Journal of Artistic and Creative Education (JACE)
The Journal of Artistic and Creative Education (JACE) is a twice-annual peer-reviewed journal that explores issues of artistry and creativity in contemporary research and teaching, and the interface between them. The journal seeks to promote praxis, to provide an evidence-based bridge between arts and artistic practice, creative practices in educational contexts, and learning research and theory in all these areas.
ISSN: 1832 - 0465Published in Australia
Publisher: Artistic and Creative Education, Faculty of Education, University of Melbourne, Parkville, Victoria 3010.
JACE is peer reviewed as per section 4.3.4 of the HERDC Specifications.
International Arts Education Community
JACE is hounoured to enjoy the support of many of the leading figures in international arts education. A panel of distinguished consultants participate regularly to our journal through blind reviewing and other advisory roles.
Principles
JACE sees artistic and creative education as lifelong, and occurring in both formal and informal contexts – in schools, colleges and universities, communities and special needs communities. The journal is interdisciplinary, and sees arts, artistry and creativity as occurring across virtually all fields of human endeavour. JACE welcomes contributions from teachers, arts workers, community workers, workers in creative industries and other people engaged in practice or research into education in its broadest sense.
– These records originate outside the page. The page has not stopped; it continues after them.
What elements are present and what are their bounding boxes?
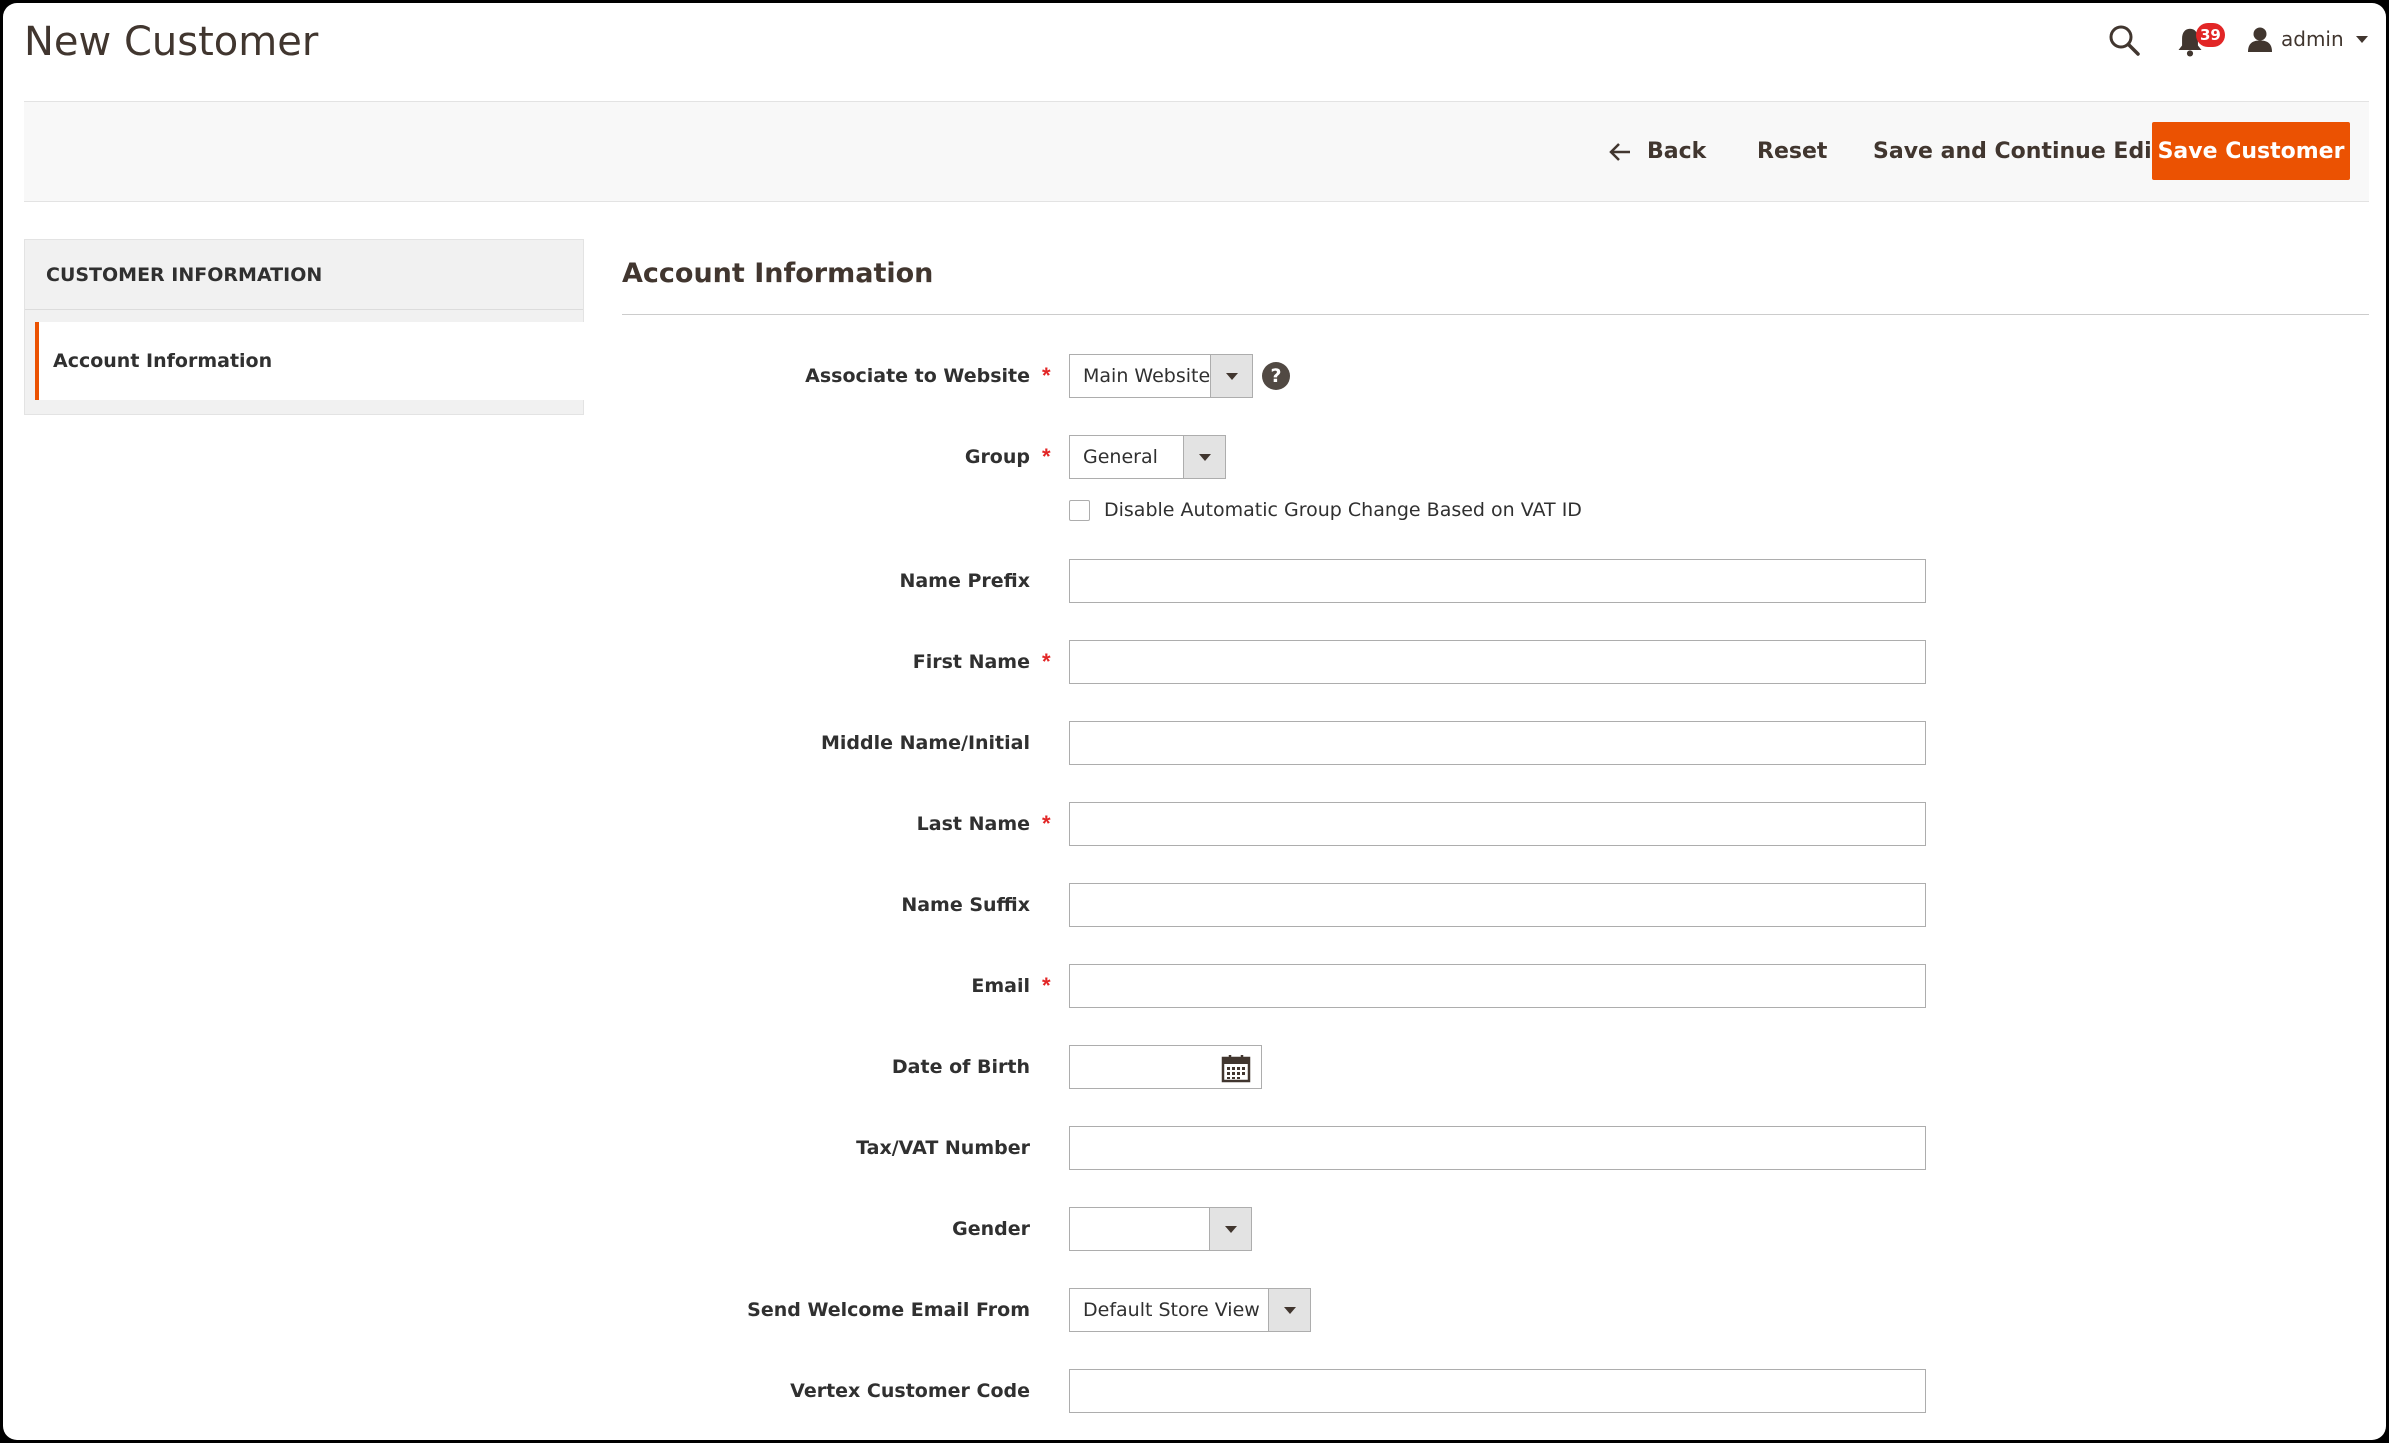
taxvat-input[interactable] <box>1069 1126 1926 1170</box>
dob-input[interactable] <box>1069 1045 1262 1089</box>
field-row-group: Group * General <box>622 435 2369 479</box>
email-input[interactable] <box>1069 964 1926 1008</box>
field-row-welcome-from: Send Welcome Email From Default Store Vi… <box>622 1288 2369 1332</box>
field-row-middle-name: Middle Name/Initial <box>622 721 2369 765</box>
middle-name-input[interactable] <box>1069 721 1926 765</box>
chevron-down-icon <box>2355 35 2368 43</box>
field-row-taxvat: Tax/VAT Number <box>622 1126 2369 1170</box>
search-icon[interactable] <box>2107 23 2141 57</box>
back-label: Back <box>1647 139 1707 164</box>
welcome-from-select-arrow <box>1268 1289 1310 1331</box>
section-divider <box>622 314 2369 315</box>
last-name-input[interactable] <box>1069 802 1926 846</box>
chevron-down-icon <box>1225 372 1238 380</box>
disable-group-change-checkbox[interactable] <box>1069 499 1090 521</box>
field-row-gender: Gender <box>622 1207 2369 1251</box>
gender-label: Gender <box>952 1218 1030 1240</box>
website-label: Associate to Website <box>805 365 1030 387</box>
page-title: New Customer <box>24 19 319 65</box>
back-button[interactable]: Back <box>1609 102 1706 201</box>
app-window: New Customer 39 admin Back Reset Save an… <box>3 3 2386 1440</box>
gender-select-arrow <box>1209 1208 1251 1250</box>
chevron-down-icon <box>1283 1306 1296 1314</box>
prefix-input[interactable] <box>1069 559 1926 603</box>
notifications-button[interactable]: 39 <box>2176 21 2226 61</box>
welcome-from-label: Send Welcome Email From <box>747 1299 1030 1321</box>
dob-label: Date of Birth <box>891 1056 1030 1078</box>
suffix-input[interactable] <box>1069 883 1926 927</box>
first-name-label: First Name <box>912 651 1030 673</box>
arrow-left-icon <box>1609 142 1630 161</box>
group-select-value: General <box>1083 446 1158 468</box>
vertex-code-input[interactable] <box>1069 1369 1926 1413</box>
required-mark: * <box>1042 649 1051 674</box>
last-name-label: Last Name <box>916 813 1030 835</box>
field-row-email: Email * <box>622 964 2369 1008</box>
notification-badge: 39 <box>2196 23 2225 47</box>
required-mark: * <box>1042 444 1051 469</box>
website-select[interactable]: Main Website <box>1069 354 1253 398</box>
section-title: Account Information <box>622 258 934 289</box>
group-label: Group <box>964 446 1030 468</box>
save-and-continue-button[interactable]: Save and Continue Edit <box>1873 102 2162 201</box>
prefix-label: Name Prefix <box>899 570 1030 592</box>
website-select-value: Main Website <box>1083 365 1211 387</box>
calendar-icon[interactable] <box>1221 1053 1251 1083</box>
user-menu[interactable]: admin <box>2247 23 2368 55</box>
welcome-from-select-value: Default Store View <box>1083 1299 1260 1321</box>
required-mark: * <box>1042 363 1051 388</box>
save-customer-button[interactable]: Save Customer <box>2152 122 2350 180</box>
middle-name-label: Middle Name/Initial <box>820 732 1030 754</box>
reset-button[interactable]: Reset <box>1757 102 1827 201</box>
disable-group-change-label[interactable]: Disable Automatic Group Change Based on … <box>1104 499 1582 521</box>
field-row-suffix: Name Suffix <box>622 883 2369 927</box>
suffix-label: Name Suffix <box>901 894 1030 916</box>
required-mark: * <box>1042 811 1051 836</box>
vertex-code-label: Vertex Customer Code <box>790 1380 1030 1402</box>
field-row-last-name: Last Name * <box>622 802 2369 846</box>
customer-info-sidebar: CUSTOMER INFORMATION Account Information <box>24 239 584 415</box>
email-label: Email <box>971 975 1030 997</box>
group-select-arrow <box>1183 436 1225 478</box>
page-actions-bar: Back Reset Save and Continue Edit Save C… <box>24 101 2369 202</box>
required-mark: * <box>1042 973 1051 998</box>
sidebar-heading: CUSTOMER INFORMATION <box>25 240 583 310</box>
field-row-prefix: Name Prefix <box>622 559 2369 603</box>
chevron-down-icon <box>1198 453 1211 461</box>
user-name: admin <box>2281 27 2344 51</box>
sidebar-item-account-information[interactable]: Account Information <box>35 322 584 400</box>
welcome-from-select[interactable]: Default Store View <box>1069 1288 1311 1332</box>
field-row-first-name: First Name * <box>622 640 2369 684</box>
taxvat-label: Tax/VAT Number <box>856 1137 1030 1159</box>
field-row-vertex-code: Vertex Customer Code <box>622 1369 2369 1413</box>
first-name-input[interactable] <box>1069 640 1926 684</box>
gender-select[interactable] <box>1069 1207 1252 1251</box>
website-select-arrow <box>1210 355 1252 397</box>
field-row-website: Associate to Website * Main Website ? <box>622 354 2369 398</box>
field-row-dob: Date of Birth <box>622 1045 2369 1089</box>
chevron-down-icon <box>1224 1225 1237 1233</box>
help-icon[interactable]: ? <box>1262 362 1290 390</box>
disable-group-change-row: Disable Automatic Group Change Based on … <box>1069 498 1582 522</box>
group-select[interactable]: General <box>1069 435 1226 479</box>
user-icon <box>2248 27 2272 52</box>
The editorial board supports pro-active and collaborative approaches, research-led teaching and arts-based enquiry, and also believes in the power of artistic and arts-rich pedagogy and curriculum, in schools and in all contexts of lifelong learning. Creativity is already becoming recognized as an essential capability for personal, social, community and economic life in the 21st Century, and JACE wishes to publish evidence-based ways of developing and fostering creativity in all educational systems, formal and informal.
Analyses of innovative and unorthodox practice are particularly welcome, providing they are thoroughly contextualised and theorized with their intellectual, aesthetic and/or social rationale — this is not a journal for purely practical or promotional accounts of practice, and tips for teachers or fieldworkers. Articles that review critical literature in the field, or apply and thoroughly research the impact of strategies, in order to accumulate or inform knowledge of ‘what works’ are also encouraged.
Focus
Some areas relevant to JACE include:
- creative and innovative pedagogies and curriculum
- the artistry and aesthetics of teaching
- the role of arts and creativity in motivation and engagement in learning
- embodied, experiential and metaphorical elements of learning and curriculum
- the social and therapeutic application of these pedagogies
- arts and creativity as personal or social change agents
- collaborative and multi-disciplinary approaches to arts, research and teaching
- student-centred creative and reflective learning and curriculum
This is by no means an exclusive list, and the editorial board welcomes powerful accounts and analyses of ‘left field’ praxis.